Please stop weeping on my neck.

I know you don't want to talk about it, but I really need to.
Get a therapist.

Cancer rates go up the less you exercise.
You're right. It's my fault I got cancer.

I am so impressed by how fearless you are.
Actually, I'm scared shitless, but I've gotten really good at hiding it.  I hear this one often as "well spouse".  Nobody can hear me cry in the shower.

I'm praying for you.
That kind of grosses me out.  Not working out, is it?

I feel awful, too! I have such bad allergies this time of year.
You win.

Everything happens for a reason.
I'm beginning to doubt your intelligence.  Okay, so why does MY husband have incurable cancer?

I had a friend who died from that same kind of cancer!
Wow, what a coincidence. Fuck you.  My favorite!!

And here's one that was actually said to me, "He could have died suddenly in a car accident.  At least you have a long time to say goodbye."


Virginia C. McGuire received her first cancer diagnosis when she was ten years old. She has heard everything on this list at least once.

One day at a time

"In the present we have only one day at a time, each offering a minute at a time. But all the days of the past will come to your call: you can detain and inspect them at your will—something which the preoccupied have no time to do. It is the mind which is tranquil and free from care which can roam through all the stages of its life: the minds of the preoccupied, as if harnessed in a yoke, cannot turn round and look behind them. So their lives vanish into an abyss, and just as it is no use pouring any amount of liquid into a container without a bottom to catch and hold it, so it does not matter how much time we are given if there is nowhere for it to settle; it escapes through the cracks and holes of the mind," - Seneca.

Poor Seneca....wasn't he the Roman philosopher who was commanded by Nero to commit suicide? 
People have asked me, over brown bag lunches in the staff lounge at school, "How do you do it?  One day at time, I suppose?"  Meaning, how do I function with Mark's cancer looming over everything?  Well, I guess it is one day at time in a way.  I think they are hoping that I'll smilingly say, "Yes, because shouldn't we all be living one day at time, because after all, you know neither the time nor the place...." Nobody wants to hear sob stories or for Gods's sake, see me start to cry.  They would rather see me as this nobly stoic woman that I am not.

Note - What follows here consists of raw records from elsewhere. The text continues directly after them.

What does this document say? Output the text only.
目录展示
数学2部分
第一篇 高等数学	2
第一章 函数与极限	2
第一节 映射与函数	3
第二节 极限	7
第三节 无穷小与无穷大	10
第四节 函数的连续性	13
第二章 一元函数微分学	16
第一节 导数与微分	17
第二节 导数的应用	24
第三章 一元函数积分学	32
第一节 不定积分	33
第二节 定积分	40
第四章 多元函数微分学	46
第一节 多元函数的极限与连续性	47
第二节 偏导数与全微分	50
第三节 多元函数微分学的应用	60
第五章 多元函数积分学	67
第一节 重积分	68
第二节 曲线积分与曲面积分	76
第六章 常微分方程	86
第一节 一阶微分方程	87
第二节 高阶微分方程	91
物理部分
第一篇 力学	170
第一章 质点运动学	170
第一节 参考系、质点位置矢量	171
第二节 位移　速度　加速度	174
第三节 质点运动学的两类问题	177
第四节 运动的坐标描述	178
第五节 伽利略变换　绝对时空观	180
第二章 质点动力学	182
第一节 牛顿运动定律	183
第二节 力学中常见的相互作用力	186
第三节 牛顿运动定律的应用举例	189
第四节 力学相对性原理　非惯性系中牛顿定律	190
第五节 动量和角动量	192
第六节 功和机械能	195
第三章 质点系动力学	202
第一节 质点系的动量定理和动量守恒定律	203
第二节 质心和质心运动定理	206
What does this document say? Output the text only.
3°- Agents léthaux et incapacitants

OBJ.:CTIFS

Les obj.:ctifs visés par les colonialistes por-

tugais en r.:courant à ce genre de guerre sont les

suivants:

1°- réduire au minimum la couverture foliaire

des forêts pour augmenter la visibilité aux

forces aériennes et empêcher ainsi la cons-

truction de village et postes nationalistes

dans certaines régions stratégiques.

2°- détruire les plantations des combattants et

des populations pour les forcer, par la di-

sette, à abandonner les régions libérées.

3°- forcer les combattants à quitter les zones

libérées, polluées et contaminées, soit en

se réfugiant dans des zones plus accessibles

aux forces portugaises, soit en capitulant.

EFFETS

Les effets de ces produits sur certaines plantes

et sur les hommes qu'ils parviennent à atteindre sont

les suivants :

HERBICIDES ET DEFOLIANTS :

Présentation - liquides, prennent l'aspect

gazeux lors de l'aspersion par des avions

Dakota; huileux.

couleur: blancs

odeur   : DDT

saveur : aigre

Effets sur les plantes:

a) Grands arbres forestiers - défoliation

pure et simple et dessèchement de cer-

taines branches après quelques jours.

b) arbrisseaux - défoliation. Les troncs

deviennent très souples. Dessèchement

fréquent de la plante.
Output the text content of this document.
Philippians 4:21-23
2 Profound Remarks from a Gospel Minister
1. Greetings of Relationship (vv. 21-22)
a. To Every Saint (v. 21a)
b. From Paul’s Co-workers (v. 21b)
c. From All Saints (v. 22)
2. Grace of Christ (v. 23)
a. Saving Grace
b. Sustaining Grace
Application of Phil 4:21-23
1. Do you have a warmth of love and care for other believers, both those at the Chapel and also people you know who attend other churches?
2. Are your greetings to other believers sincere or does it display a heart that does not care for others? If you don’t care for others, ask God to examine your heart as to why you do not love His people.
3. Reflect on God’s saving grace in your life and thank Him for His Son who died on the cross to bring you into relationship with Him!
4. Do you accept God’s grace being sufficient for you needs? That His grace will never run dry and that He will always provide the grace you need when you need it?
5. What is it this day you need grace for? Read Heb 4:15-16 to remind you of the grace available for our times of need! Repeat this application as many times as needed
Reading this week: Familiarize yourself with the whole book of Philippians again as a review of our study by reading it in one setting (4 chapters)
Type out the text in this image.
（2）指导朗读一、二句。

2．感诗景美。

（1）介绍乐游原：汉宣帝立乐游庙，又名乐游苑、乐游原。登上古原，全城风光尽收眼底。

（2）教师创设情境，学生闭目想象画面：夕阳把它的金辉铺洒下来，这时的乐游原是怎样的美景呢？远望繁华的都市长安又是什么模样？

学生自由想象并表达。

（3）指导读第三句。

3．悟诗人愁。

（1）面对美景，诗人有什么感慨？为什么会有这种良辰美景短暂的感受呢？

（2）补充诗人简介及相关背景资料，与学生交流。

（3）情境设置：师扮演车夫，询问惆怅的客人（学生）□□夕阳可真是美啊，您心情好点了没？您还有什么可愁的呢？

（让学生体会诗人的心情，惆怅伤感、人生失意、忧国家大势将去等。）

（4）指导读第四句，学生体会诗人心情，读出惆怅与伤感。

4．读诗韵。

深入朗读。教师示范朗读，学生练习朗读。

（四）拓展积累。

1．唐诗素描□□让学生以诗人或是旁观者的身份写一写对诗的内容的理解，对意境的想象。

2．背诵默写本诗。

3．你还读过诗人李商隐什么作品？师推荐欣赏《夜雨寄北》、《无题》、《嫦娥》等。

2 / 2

It's hard to live "one day at time".    For me, the tough thing is to be avoid constant preoccupation.  Not as Seneca said, with the day at hand, but with the future.  Living in the future for me is to give in to terrible visuals: Mark wasted, dying, unconscious, a funeral, left alone after all the condolences and friends have left, glad it wasn't their loved one, or even themselves.  The sounds: hissing oxygen, bleeping machines, nurses being terribly kind and gentle.  The silence of early grief and being a new widow.   I force myself to return to that one day, maybe even this one,  that is a better day than the one preceding: He looks a little better, ate a little more, was able to go somewhere without obviously being in discomfort.

And what if we never left this "one day at time" to call back the good (and bad) days of our past and sift through them with the pleasurable mistiness of memory?  That would allow cancer to define the whole of our lives.  And that would be the abyss into which we would vanish.